In 2012, Smith led the Falcons to a league-best 13–3 record and recorded his first win in the postseason as Falcons head coach, narrowly edging the Seattle Seahawks 30–28 in the 2012 NFC Divisional Playoffs. With the win, Atlanta also made their third all-time appearance in the NFC Championship Game and hosted the game for the first time in their history against the San Francisco 49ers. The Falcons lost 28–24 despite a 17–0 lead in the second quarter. That same year, Smith earned his 50th win by defeating the Philadelphia Eagles on October 28, passing Dan Reeves as the best-performing coach in Falcons history by number of wins. Smith reached 50 wins in 71 games, which was good for third best all-time since the AFL-NFL merger in 1970, surpassed only by Chuck Knox who earned his 50th win in 65 games and by George Seifert in 62 games. Smith was named Sporting News 2012 Coach of the Year for the third time by a pool of 27 NFL coaches and executives.

In 2013, the Falcons slumped to a 4–12 record, and Smith was eventually named the head coach of the North Team in the 2014 Senior Bowl.

On December 28, 2014, multiple media outlets reported that the Falcons had hired Korn Ferry, a reputed firm, to assist in finding potential candidates to replace Smith should he be fired. Later that day, the Falcons lost to the Carolina Panthers by a score of 34–3. The game determined the NFC South champion, despite both teams having a losing record. The next day, Smith was fired after two consecutive losing seasons as the Falcons finished the 2014 season with a 6–10 record.

===Tampa Bay Buccaneers===

On January 15, 2016, Smith was named the defensive coordinator for the Tampa Bay Buccaneers, under former assistant Dirk Koetter, who was named the Buccaneers' head coach that same day.

On October 15, 2018, Smith was fired after leading the Buccaneers to the league's worst defense through the first six weeks of the season. Following his departure from the Buccaneers, Smith announced in a SirusXM radio interview that he was retiring from coaching.

=== College all-star games ===
In January 2020, Smith coached Team Aina in the Hula Bowl, a college football postseason all-star game. He returned as head coach of the same squad in 2022, 2023, and 2024.

In 2026, he participated in The American Bowl as coach of the Warhawks.

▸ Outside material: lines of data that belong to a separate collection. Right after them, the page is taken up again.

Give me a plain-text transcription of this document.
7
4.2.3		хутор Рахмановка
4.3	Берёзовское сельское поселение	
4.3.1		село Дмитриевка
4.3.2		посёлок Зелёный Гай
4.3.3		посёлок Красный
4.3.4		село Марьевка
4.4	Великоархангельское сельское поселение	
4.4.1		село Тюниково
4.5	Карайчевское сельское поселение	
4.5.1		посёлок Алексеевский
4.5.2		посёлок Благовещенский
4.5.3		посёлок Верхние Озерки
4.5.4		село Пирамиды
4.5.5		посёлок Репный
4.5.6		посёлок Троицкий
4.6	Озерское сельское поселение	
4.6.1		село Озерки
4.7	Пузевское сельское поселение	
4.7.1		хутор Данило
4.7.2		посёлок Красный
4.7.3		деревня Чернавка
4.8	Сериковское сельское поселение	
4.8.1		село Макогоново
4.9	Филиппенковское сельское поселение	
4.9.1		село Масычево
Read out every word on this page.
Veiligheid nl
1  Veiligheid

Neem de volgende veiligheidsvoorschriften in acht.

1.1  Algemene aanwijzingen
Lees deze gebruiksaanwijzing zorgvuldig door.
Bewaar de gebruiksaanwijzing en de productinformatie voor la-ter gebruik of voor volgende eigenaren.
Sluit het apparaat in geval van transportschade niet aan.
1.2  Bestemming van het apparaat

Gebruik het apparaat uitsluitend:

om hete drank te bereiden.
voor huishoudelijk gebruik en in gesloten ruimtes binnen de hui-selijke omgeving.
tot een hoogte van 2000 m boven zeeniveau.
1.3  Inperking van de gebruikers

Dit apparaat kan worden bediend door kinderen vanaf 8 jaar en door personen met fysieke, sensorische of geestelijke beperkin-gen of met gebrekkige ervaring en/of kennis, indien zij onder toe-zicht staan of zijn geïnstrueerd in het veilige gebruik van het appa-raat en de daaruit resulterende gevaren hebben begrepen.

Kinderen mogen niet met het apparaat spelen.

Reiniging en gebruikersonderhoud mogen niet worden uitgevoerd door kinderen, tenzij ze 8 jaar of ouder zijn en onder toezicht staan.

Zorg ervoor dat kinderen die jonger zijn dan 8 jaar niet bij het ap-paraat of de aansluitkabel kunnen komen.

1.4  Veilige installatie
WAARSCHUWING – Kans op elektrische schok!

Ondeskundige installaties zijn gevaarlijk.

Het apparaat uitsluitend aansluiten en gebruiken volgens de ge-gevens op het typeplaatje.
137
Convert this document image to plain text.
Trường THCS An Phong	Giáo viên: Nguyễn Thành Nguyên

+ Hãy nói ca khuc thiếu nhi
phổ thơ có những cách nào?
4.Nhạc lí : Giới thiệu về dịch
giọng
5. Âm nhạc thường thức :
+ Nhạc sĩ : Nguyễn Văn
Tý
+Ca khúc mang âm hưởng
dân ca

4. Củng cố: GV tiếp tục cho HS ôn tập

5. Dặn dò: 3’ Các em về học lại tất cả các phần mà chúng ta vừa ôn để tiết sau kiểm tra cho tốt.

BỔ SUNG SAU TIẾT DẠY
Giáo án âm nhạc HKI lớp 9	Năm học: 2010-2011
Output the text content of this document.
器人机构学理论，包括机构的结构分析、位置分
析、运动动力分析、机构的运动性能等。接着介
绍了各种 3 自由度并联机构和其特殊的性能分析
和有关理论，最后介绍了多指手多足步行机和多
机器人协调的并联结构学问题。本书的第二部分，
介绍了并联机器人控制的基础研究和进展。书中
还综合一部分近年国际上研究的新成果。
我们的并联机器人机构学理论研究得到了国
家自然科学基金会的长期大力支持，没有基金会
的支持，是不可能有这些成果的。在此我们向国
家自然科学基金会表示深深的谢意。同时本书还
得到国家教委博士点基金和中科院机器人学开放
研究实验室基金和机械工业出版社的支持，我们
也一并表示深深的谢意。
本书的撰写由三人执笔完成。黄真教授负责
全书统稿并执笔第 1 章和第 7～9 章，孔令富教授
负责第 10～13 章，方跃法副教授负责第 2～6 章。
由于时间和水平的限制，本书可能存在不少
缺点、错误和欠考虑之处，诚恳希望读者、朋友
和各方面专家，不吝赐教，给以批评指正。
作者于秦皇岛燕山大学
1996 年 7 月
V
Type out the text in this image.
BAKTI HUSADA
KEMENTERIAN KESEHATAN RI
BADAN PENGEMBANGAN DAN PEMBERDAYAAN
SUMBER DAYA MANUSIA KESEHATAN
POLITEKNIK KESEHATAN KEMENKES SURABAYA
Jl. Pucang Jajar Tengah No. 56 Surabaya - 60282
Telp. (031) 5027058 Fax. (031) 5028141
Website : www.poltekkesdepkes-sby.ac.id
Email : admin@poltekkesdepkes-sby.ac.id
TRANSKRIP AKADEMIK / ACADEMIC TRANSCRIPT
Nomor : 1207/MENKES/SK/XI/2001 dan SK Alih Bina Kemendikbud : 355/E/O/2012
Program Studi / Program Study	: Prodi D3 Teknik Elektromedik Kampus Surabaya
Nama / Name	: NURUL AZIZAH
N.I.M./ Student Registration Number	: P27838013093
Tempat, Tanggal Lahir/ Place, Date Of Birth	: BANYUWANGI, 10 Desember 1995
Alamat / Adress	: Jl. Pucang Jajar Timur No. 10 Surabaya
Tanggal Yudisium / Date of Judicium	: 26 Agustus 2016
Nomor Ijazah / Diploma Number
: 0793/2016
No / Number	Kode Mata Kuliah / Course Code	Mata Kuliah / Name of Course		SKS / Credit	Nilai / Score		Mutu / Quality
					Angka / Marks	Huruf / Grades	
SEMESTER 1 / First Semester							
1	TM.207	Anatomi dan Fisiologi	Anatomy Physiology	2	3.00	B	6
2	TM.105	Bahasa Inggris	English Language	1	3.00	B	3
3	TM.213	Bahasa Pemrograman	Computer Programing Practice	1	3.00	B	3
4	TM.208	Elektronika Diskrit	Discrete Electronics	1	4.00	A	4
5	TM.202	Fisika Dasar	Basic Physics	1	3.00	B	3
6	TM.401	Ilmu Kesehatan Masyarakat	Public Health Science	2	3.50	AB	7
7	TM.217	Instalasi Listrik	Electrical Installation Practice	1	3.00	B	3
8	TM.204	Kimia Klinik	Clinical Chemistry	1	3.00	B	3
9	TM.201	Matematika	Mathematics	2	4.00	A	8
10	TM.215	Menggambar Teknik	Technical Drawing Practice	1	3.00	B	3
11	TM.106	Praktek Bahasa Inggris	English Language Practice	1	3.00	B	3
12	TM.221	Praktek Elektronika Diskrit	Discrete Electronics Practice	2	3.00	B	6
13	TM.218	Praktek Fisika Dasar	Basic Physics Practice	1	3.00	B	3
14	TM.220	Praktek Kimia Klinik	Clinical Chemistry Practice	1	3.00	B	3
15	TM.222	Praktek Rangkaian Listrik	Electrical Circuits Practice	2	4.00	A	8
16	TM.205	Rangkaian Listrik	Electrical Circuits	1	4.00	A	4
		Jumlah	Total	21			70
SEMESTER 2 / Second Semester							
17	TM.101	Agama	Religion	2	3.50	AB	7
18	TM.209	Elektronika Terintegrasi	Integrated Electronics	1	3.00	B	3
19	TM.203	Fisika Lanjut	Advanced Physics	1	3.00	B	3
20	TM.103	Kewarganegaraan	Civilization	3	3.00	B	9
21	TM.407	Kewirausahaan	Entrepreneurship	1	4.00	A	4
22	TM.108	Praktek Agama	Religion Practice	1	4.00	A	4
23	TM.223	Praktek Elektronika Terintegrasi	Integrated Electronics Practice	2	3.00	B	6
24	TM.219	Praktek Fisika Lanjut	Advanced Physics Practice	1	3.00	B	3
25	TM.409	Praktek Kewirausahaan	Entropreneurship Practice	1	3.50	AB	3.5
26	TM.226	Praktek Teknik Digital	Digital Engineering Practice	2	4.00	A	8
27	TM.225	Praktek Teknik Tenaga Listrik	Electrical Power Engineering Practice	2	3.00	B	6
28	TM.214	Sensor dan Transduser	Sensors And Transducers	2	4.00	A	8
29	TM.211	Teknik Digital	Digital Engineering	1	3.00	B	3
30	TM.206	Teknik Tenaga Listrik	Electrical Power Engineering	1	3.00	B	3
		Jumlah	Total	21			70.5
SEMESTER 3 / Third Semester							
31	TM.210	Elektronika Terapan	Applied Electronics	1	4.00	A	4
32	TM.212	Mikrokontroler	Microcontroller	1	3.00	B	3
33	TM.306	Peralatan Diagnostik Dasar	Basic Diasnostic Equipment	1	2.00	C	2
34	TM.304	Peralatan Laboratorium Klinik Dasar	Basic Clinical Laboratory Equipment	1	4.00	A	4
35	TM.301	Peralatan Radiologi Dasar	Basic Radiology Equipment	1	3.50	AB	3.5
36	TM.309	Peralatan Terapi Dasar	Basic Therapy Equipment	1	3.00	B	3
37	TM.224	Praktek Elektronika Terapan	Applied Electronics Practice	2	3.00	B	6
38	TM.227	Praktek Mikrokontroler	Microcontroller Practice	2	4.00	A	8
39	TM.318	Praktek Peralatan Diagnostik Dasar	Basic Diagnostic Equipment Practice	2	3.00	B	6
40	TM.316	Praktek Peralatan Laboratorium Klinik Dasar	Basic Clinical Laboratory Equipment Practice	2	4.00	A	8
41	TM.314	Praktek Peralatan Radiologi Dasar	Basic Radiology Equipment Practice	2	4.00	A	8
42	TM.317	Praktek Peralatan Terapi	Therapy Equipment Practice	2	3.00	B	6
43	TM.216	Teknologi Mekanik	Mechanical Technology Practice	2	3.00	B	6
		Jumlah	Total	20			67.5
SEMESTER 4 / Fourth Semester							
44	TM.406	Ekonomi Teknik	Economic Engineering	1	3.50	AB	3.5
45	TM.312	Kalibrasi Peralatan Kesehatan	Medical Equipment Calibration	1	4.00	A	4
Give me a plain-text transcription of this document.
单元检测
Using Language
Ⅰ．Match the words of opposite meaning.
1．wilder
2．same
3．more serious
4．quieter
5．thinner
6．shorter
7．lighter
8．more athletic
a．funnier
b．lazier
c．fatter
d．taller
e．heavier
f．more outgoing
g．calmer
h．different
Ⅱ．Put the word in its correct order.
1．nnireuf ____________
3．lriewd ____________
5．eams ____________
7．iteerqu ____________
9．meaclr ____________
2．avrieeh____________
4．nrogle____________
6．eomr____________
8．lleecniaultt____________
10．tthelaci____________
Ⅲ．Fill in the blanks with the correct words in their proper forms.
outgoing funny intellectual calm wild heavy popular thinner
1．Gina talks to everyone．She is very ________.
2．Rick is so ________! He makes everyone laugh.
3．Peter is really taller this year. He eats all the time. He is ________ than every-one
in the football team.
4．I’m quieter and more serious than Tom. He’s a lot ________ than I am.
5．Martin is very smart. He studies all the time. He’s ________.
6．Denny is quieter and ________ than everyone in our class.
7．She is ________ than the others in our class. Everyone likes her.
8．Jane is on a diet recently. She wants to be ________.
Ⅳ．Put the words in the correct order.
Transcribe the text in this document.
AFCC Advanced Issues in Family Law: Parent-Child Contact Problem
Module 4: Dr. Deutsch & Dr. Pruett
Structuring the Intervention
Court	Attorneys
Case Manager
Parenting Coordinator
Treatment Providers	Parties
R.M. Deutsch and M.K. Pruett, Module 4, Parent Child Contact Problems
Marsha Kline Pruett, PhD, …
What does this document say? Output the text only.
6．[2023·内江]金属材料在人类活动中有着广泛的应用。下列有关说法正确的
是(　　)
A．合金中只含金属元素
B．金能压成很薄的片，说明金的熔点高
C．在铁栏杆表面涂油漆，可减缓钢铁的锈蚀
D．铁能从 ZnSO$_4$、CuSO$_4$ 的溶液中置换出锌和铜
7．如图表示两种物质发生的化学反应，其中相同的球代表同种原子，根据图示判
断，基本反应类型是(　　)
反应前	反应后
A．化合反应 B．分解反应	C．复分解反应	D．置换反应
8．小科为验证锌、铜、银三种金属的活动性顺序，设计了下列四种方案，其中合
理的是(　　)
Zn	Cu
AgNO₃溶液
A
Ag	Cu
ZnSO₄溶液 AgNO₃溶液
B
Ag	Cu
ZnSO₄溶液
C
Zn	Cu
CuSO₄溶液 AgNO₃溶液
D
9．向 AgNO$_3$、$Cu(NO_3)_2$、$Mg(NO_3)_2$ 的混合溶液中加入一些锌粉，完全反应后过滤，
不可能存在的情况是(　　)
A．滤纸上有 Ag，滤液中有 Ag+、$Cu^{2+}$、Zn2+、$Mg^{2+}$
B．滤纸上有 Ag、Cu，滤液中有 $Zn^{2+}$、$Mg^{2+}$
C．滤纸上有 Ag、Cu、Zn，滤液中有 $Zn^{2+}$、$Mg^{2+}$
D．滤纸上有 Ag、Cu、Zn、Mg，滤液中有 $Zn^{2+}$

=== Head coaching record ===

| Team | Year | Regular season |  |  |  |  | Postseason |  |  |  |
| Won | Lost | Ties | Win % | Finish | Won | Lost | Win % | Result |
| ATL | 2008 | 11 | 5 | 0 | .688 | 2nd in NFC South | 0 | 1 | .000 | Lost to Arizona Cardinals in NFC Wild Card Game |
| ATL | 2009 | 9 | 7 | 0 | .563 | 2nd in NFC South | - | - | - | - |
| ATL | 2010 | 13 | 3 | 0 | .813 | 1st in NFC South | 0 | 1 | .000 | Lost to Green Bay Packers in NFC Divisional Game |
| ATL | 2011 | 10 | 6 | 0 | .625 | 2nd in NFC South | 0 | 1 | .000 | Lost to New York Giants in NFC Wild Card Game |
| ATL | 2012 | 13 | 3 | 0 | .813 | 1st in NFC South | 1 | 1 | .500 | Lost to San Francisco 49ers in NFC Championship Game |
| ATL | 2013 | 4 | 12 | 0 | .250 | 3rd in NFC South | - | - | - | - |
| ATL | 2014 | 6 | 10 | 0 | .375 | 3rd in NFC South | - | - | - | - |
| ATL Total |  | 66 | 46 | 0 | .589 |  | 1 | 4 | .200 |  |
| Total |  | 66 | 46 | 0 | .589 |  | 1 | 4 | .200 |  |

==Personal life==
Smith is the oldest of eight children. He and his wife, Julie, have a daughter, Logan. Smith is the brother-in-law of former NFL head coach Brian Billick.